Eric Beauduin:The law of (small) series Fashion - 27 June 2016
Building on an international presence started fifteen years ago, Eric Beauduin opened a boutique-workshop in Brussels in 2013, and recently, an online shop.
He says he is "on shifting sands where communication is concerned". His wry smile suggests that this 3.0 way of envisaging his approach to business affords him great amusement. And yet, Eric Beauduin is no newcomer to the landscape of Brussels fashion. He has garnered enough stories to fill magazine pages. A graduate of La Cambre, the Belgian has won a fair few prizes (including one in Hyères for his ready-to-wear men's line) and increases his collaborations without ever losing his way or falling into the trap of easy, marketed associations. He has notably worked very recently with the Belgian photographer, Laetitia Bica, on a series of portraits of bags inspired by the world of bondage. A theme taken up for the set design of The Art of Assemblage, an exhibition of Belgian designers held this spring in Tokyo by Mad Brussels. His bags in recycled, converted and hijacked leather are to be seen alongside light fittings from the designer Nathalie Dewez, for instance, with whom he has also worked.
The best way of plunging into Eric Beauduin's world is to pop into his workshop-boutique on the Chaussée de Charleroi in Brussels. This is where, for the past three years, he has been dreaming up and manufacturing his bags with their unique appearance and traits. Classical music playing in the background, bag collection held by long straps hanging from the ceiling, small items of furniture trimmed with leather patchwork... Everything is bathed in light from the small urban garden at the rear of the shop. In the middle, a stool covered with skin offcuts confirms that items in the making have recently passed through here. In 2013, Eric Beauduin not only decided to open the doors of his workshop to the public, but he also turned his back on the idea of seasonal collections: "I felt that this approach no longer fitted in with the times nor with the specific features of my product. I am now working on the basis of producing series – about ten a year – with a limited number of items. This makes even more sense considering that the very essence of my work is never to produce two identical items."
The starting point for Eric Beauduin's creative process is his love for tailoring and his desire to dismantle garments, which commenced on leaving La Cambre. This started with fabric assemblies, but he quickly moved on to working with leather as well as fur and denim. Through the years, clutch bags for urban nomads, convertibles (bags that can be carried on the shoulder or the back) and even a Comfort line of accessories and small furniture items have been added to the large multi-pocket designs (the most symbolic of his search into shapes). Eric Beauduin says: "I had the idea of bargain-hunting for furniture and trimming it with leather and also, when I set up in this space, of designing cushions/bags with slight hints of baroque. I am hugely inspired by contact with people, especially women (designers like Isabelle Lenfant or Olivier Hainaut as well as customers). Especially when it means thinking up new models that meet practical, everyday needs."

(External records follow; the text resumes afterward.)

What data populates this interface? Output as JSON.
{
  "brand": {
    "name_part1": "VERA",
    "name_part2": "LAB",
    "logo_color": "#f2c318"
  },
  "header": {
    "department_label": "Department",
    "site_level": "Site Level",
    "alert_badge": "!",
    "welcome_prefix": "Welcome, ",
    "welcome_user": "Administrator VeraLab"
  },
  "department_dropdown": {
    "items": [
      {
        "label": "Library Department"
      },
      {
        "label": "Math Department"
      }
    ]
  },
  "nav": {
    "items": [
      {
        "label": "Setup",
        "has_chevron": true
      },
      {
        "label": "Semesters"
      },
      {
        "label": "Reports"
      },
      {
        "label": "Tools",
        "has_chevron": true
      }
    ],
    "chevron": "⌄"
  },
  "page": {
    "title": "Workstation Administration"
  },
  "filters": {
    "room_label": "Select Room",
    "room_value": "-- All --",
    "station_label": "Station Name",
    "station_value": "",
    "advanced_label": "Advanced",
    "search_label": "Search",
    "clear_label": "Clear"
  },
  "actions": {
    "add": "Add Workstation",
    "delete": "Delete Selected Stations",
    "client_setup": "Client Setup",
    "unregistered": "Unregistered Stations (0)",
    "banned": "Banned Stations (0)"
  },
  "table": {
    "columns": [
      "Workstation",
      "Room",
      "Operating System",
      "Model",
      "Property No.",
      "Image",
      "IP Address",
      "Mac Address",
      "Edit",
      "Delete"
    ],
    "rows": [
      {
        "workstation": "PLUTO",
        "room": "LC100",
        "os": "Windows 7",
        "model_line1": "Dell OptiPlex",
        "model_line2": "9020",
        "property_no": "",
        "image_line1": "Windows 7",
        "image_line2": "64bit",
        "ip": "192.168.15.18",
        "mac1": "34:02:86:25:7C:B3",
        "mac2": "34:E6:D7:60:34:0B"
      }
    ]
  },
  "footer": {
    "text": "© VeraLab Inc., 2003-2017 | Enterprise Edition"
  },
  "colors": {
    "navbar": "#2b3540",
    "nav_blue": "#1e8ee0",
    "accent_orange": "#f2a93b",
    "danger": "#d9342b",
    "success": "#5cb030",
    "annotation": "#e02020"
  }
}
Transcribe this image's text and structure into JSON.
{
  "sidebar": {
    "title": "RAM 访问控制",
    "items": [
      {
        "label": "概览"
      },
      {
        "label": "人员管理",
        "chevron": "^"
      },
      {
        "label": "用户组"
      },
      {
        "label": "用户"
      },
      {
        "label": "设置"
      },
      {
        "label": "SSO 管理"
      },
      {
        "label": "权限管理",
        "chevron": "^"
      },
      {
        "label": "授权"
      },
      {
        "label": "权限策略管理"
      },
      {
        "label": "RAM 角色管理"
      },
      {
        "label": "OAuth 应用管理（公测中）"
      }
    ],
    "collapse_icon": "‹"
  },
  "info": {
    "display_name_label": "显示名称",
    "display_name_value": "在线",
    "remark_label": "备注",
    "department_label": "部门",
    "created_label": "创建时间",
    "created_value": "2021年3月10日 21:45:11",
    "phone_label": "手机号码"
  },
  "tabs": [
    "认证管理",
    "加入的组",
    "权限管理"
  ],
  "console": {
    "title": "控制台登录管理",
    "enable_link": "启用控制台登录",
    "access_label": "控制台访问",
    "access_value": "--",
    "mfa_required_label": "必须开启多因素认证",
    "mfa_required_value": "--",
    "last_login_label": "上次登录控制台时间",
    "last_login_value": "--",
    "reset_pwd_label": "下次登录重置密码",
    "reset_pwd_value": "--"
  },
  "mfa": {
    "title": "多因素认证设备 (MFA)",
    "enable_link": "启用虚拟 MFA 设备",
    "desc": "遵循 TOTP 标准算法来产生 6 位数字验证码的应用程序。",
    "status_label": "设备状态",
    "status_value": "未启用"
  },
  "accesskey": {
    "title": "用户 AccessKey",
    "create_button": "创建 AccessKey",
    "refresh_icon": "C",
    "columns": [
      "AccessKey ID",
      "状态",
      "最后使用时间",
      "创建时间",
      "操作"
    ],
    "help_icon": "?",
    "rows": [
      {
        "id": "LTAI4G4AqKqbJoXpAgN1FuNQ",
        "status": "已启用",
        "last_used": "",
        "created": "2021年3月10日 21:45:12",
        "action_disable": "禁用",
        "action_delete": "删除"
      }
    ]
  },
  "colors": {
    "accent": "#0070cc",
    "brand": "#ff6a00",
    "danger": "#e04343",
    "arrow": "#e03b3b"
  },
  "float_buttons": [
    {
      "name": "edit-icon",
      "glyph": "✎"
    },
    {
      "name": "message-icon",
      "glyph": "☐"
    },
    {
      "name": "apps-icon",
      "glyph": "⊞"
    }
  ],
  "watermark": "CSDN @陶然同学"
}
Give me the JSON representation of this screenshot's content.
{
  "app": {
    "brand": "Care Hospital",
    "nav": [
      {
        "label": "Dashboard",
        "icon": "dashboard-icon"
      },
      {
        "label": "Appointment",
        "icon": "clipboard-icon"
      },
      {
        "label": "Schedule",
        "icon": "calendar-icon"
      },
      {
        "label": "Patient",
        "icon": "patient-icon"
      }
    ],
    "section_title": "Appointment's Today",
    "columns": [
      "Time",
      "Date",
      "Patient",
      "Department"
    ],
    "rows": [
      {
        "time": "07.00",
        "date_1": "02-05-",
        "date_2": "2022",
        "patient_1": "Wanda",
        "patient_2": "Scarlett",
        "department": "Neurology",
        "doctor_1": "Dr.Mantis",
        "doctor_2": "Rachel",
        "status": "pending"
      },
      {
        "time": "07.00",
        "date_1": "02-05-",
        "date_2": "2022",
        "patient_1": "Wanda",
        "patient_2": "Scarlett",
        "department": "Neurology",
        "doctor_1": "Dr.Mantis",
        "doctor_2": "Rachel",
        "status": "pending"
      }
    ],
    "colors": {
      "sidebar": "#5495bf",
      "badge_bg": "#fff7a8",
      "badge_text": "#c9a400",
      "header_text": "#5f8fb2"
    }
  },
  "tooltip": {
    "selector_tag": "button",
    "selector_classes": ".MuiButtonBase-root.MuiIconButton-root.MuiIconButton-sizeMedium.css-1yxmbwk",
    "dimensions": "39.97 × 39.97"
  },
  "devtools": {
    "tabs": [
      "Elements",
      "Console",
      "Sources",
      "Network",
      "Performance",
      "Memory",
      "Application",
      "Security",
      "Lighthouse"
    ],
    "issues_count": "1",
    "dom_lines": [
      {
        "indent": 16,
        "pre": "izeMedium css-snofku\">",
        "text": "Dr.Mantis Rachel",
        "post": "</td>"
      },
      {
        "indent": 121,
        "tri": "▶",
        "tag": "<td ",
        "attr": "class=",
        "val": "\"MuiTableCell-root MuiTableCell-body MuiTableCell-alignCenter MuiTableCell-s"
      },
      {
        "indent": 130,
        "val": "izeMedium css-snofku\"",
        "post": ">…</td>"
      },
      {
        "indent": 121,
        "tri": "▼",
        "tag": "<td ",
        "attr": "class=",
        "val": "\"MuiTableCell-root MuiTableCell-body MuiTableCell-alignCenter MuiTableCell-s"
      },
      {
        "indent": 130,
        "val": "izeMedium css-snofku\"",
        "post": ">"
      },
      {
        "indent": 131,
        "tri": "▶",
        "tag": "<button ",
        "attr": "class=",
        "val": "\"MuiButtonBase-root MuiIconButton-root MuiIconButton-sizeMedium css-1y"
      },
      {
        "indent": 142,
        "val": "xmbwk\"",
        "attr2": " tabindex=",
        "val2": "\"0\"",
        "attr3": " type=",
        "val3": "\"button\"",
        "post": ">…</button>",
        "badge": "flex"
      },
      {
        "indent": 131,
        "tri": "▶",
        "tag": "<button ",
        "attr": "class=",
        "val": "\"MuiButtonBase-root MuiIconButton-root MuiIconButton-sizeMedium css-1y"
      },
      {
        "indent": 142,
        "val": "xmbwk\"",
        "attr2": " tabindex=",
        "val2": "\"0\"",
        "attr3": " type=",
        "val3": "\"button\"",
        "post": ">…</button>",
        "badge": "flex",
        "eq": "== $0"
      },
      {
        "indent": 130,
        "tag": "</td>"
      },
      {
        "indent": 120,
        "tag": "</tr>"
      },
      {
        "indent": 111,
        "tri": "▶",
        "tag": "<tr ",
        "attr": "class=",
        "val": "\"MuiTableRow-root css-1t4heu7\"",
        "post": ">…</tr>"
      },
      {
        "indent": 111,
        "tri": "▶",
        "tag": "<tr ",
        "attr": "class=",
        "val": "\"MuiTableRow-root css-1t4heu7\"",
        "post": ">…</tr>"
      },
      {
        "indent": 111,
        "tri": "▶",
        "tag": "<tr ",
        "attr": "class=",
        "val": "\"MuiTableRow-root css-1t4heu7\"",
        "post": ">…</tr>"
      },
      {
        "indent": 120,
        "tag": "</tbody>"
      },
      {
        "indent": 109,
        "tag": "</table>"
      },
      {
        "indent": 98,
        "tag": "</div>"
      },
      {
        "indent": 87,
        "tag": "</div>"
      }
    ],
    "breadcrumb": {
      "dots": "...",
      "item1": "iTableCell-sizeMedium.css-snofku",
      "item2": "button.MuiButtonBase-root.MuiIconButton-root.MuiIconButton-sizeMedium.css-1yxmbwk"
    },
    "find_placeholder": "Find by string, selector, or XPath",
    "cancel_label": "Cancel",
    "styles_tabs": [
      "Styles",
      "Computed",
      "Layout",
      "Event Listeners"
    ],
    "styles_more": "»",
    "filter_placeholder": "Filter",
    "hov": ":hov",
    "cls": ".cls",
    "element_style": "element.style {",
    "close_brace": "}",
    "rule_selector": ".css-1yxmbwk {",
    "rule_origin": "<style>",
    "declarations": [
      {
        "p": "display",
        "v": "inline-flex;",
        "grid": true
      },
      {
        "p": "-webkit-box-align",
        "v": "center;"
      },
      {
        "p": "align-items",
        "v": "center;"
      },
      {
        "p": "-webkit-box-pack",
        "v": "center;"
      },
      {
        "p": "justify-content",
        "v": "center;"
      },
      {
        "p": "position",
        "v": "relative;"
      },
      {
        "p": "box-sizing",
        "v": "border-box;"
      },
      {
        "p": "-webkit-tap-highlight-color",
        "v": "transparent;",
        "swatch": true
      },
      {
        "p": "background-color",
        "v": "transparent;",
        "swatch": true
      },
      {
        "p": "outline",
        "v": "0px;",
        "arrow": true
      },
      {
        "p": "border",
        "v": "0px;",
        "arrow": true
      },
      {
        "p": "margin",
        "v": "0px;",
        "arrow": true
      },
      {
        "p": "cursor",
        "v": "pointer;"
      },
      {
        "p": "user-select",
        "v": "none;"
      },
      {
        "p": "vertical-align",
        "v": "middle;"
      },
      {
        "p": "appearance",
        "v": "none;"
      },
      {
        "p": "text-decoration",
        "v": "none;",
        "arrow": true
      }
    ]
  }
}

"I always need to spend as much time as possible in the workshop. I spent a great deal of time in the factories and production units when I was designing clothes at the start of my career", he clarifies. Although this emotional approach to leather goods is totally in line with the boutique-workshop concept, creating an e-shop seems more risky. Eric Beauduin adds: "it's my current challenge. I am trying to communicate as effectively as possible and in an authentic way, to reach an audience that cannot come to the shop. I am surprised in fact by how much pleasure it gives me. I have elected to showcase the bags as a timeline rather than classify them by theme in my e-shop. This coincides with the label in each bag." A label that states the year of manufacture, a serial number and the item number – nothing more. The rest is history, a leap into a purely emotional register, the result of an encounter between a person and a bag, in all its simplicity.
Eric Beauduin Atelier/boutique, chaussée de Charleroi 229, Brussels.